Prior to the actual start of Hajj, we spent a few days in Medinatun-Nabi (City of the Prophet).
Along the road we saw many mountains, valleys, grazing camels, small towns, etc. Driving to Medinah from Mecca was about a five-hour drive. Can you imagine making the hijrah (migration) by foot over such a rocky terrain?
Also, there were dhikr (remembrance) signs along the way, which was refreshing. The translation of this sign means “God is Greatest”. There were other signs that said “Glorify God”, “Praise be to God”, “Remember God”, “There is no Power or Strength except with God”, etc. Imagine looking up to see one of those signs while in a traffic jam, after a car accident, or just after a long and frustrating day at work.
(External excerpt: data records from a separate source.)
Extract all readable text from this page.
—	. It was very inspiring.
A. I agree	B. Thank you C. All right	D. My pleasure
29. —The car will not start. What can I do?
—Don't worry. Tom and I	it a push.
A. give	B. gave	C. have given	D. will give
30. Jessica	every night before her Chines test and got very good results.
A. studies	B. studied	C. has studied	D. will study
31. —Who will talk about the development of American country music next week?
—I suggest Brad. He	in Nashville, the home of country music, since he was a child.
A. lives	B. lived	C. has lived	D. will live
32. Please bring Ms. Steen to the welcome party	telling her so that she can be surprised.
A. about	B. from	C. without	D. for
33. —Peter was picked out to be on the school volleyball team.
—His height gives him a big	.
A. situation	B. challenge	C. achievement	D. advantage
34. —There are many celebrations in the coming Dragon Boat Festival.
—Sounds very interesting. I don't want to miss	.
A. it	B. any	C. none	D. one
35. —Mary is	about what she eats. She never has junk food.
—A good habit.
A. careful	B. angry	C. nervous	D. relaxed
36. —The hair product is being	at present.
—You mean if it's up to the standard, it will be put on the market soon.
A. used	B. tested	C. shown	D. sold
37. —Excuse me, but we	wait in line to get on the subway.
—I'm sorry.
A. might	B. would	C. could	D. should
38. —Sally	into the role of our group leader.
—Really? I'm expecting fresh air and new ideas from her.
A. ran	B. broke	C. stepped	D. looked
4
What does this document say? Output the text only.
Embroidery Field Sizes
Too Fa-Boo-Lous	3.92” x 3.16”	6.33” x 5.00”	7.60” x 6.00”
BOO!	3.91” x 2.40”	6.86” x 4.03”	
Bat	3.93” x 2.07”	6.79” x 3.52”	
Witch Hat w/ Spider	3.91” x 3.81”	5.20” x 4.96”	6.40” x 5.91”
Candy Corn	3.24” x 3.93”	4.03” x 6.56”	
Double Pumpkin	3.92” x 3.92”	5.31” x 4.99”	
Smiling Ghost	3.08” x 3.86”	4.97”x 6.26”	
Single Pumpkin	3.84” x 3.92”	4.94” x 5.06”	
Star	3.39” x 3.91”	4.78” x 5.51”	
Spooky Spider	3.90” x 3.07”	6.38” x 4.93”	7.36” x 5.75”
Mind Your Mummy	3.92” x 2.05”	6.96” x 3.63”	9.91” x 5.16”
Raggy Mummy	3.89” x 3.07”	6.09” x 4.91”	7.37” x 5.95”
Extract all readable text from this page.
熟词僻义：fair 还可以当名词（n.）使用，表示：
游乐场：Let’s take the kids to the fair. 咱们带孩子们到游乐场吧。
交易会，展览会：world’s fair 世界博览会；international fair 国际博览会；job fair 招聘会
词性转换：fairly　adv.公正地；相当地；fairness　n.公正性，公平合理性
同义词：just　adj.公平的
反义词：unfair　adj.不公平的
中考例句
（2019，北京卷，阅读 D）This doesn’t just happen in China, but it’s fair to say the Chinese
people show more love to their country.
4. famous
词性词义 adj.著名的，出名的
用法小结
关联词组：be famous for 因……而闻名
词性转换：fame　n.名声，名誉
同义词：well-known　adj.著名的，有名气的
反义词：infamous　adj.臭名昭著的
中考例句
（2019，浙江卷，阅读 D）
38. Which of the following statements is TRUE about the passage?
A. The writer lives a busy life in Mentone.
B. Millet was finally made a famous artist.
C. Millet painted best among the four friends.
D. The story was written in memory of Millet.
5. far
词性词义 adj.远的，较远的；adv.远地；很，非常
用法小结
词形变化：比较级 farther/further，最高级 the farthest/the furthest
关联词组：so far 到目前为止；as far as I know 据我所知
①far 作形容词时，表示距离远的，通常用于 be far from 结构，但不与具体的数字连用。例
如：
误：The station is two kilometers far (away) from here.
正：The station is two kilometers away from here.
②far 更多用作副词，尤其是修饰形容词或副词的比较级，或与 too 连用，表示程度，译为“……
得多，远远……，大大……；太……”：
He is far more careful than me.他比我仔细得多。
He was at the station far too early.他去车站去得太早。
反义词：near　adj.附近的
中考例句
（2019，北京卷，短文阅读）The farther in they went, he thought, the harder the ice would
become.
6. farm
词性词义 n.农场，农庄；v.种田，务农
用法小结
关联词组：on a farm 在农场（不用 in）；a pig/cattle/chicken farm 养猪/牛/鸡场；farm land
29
Everyone mentioned that Medinah has such a calming energy and we found this to be very true. The city is clean, beautiful, and serene.
We were located fairly close to Masjid an-Nabawi (The Prophet’s Mosque).
The mosque is breath-taking. It has golden doors embellished with calligraphy, marble façade, striped arches that are also characteristic of the mosques from Andalus, Spain, and beautiful golden lanterns. Another cool feature is that the masjid (mosque) has automated sun-roofs that recede to allow natural sunlight to enter. A+ for the use of passive solar lighting and ventilation, Masjid an-Nabawi!
At the periphery of the prayer area, beneath the green dome, lies the mausoleum (grave) of the Prophet Muhammad (pbuh) and his two companions Abu Bakr as-Sideeq and Umar ibn al-Khattab (may Allah be pleased with them). Not to far from their burial site lies the mimbar (pulpit) of the Prophet (pbuh) and an area known as the Rawdah (The Garden) where the Prophet (pbuh) likened praying there to praying in Heavenly Paradise.
We left Medinah earlier than planned to prepare for Hajj. Though we wanted to stay longer, our travel group did not want to risk being late for the start of Hajj, which was our ultimate purpose to begin with. Though most of us did not feel ready to leave Medinah, I started to realize how much I missed the sight of the Ka’bah and worshipping in its sanctuary.
Our few months of Arabic study in Yemen really bolstered our confidence in speaking Arabic. In Mecca, we had a few opportunities to translate Arabic into English for others. In Medinah, I (eternitysojourner) met a few Mauritanian and Sudanese women that I was able to chat with. Both countries are known for the clear-speaking of Arabic and their preservation of its classical style. For whatever reason, I felt really strongly connected to the sisters I met from Sudan. Their energies were so warm and familiar that I could imagine us hanging out in Khartoum (capital city of Sudan) together.